Given the situation in the country and the way that occupation has been handled this is hardly surprising. But is it not the case that the US-UK presence is both a liberating force and an occupying power? Surely the real question is do Iraqis think that the occupation is going to end with a successful working democracy?
In a second blow to US and British hopes for a Western-modelled democracy in Iraq, the poll also revealed that the vast majority of Iraqis preferred an Islamist government – 33 per cent supporting a theocracy and 23 per cent an Islamic democracy such as that in Iran.
I’d like to see how this question was phrased. If you ask Muslims whether they would prefer an Islamic democracy (and is Iran really that?) or a ‘western’ democracy, then there is a good chance you are going to get answers like this. But, having said that, 33 percent support for a theocracy is disturbing. Support for ”democracy” was at 30.5 percent.
But what should disturb the American and British occupiers the most is the judgement on their main work over the past few months – bringing security to everyday life.

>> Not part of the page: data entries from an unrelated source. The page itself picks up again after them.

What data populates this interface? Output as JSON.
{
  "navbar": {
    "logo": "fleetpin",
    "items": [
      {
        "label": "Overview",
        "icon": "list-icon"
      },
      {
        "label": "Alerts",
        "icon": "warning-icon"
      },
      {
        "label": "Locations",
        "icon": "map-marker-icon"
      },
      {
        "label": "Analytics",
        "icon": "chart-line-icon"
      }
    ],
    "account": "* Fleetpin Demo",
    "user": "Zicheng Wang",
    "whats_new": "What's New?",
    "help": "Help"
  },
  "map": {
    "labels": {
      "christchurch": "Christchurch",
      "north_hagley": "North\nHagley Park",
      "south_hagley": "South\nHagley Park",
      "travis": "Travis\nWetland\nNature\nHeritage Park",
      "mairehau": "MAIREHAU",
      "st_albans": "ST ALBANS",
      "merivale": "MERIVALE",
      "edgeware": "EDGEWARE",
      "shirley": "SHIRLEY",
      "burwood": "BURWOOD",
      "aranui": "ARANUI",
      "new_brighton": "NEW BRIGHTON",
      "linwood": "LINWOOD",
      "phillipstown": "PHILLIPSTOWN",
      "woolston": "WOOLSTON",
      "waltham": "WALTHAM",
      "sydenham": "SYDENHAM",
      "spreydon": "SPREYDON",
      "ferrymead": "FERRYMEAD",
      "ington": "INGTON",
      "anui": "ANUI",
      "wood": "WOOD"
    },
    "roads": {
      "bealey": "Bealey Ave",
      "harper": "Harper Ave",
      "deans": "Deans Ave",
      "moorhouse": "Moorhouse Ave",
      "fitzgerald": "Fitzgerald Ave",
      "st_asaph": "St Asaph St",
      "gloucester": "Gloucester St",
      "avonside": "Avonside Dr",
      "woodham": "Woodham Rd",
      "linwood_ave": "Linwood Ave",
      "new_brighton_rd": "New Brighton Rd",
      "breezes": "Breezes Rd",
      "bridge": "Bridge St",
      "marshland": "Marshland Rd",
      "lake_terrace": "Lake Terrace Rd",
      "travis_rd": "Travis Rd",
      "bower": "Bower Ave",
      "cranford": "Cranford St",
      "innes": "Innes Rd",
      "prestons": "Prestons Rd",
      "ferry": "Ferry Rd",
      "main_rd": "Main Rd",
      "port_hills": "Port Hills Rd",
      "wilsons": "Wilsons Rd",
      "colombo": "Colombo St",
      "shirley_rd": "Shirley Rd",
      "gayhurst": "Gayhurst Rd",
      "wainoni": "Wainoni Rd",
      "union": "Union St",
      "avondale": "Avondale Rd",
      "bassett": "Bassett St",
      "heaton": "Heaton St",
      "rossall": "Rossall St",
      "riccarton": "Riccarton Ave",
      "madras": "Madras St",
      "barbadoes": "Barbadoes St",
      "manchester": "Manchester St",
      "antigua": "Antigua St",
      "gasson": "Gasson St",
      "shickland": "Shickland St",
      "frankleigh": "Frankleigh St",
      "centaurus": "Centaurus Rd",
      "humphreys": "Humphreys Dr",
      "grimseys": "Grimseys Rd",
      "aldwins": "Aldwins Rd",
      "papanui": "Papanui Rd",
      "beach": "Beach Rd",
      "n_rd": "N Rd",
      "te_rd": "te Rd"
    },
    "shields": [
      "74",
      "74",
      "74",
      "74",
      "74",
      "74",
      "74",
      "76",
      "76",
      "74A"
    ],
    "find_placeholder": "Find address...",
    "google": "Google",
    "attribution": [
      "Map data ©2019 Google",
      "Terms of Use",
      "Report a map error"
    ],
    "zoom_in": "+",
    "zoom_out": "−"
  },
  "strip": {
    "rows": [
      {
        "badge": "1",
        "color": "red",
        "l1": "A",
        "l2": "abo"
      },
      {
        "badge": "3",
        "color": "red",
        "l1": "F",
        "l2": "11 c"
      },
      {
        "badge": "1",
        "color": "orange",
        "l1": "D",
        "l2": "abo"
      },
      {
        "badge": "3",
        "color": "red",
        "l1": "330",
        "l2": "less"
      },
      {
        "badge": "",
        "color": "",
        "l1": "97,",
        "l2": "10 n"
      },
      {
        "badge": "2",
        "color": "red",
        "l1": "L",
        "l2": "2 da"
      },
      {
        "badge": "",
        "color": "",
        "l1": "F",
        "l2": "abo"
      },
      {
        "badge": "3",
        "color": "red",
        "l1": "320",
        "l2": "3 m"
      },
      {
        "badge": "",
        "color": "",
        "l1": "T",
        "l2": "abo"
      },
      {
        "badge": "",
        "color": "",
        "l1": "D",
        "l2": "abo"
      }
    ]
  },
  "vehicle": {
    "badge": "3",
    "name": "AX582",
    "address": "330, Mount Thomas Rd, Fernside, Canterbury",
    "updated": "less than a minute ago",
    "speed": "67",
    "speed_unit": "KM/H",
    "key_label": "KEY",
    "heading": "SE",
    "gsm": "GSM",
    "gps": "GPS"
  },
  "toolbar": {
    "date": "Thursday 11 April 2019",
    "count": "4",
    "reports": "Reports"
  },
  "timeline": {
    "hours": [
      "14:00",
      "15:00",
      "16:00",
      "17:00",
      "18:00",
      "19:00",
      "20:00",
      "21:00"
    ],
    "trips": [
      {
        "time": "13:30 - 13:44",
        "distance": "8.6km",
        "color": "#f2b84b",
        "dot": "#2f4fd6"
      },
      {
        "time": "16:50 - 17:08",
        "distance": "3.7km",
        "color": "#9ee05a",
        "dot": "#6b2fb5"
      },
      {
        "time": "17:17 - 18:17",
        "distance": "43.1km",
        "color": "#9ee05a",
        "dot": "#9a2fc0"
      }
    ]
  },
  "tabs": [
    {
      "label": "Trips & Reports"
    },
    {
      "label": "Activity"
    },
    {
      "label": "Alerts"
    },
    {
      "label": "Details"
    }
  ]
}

Asked who could best provide security, 62.5 percent of Iraqis said family, relatives and neighbours and 12 percent replied Iraqi police. Joint patrols by police and coalition forces were seen as the best guarantor by 4.2 percent, neighbourhood patrols by 3.2 percent and coalition forces were last at three percent.
That’s a damning response showing that the coalition has utterly failed to win the confidence of the population in what is the key preliminary task.
There is no point supporters of the war trying to kid themselves that things are going well in Iraq – they obviously aren’t. The claims of some that the media is not reporting good news can’t deflect from the fact that there is an awful lot of bad news to report.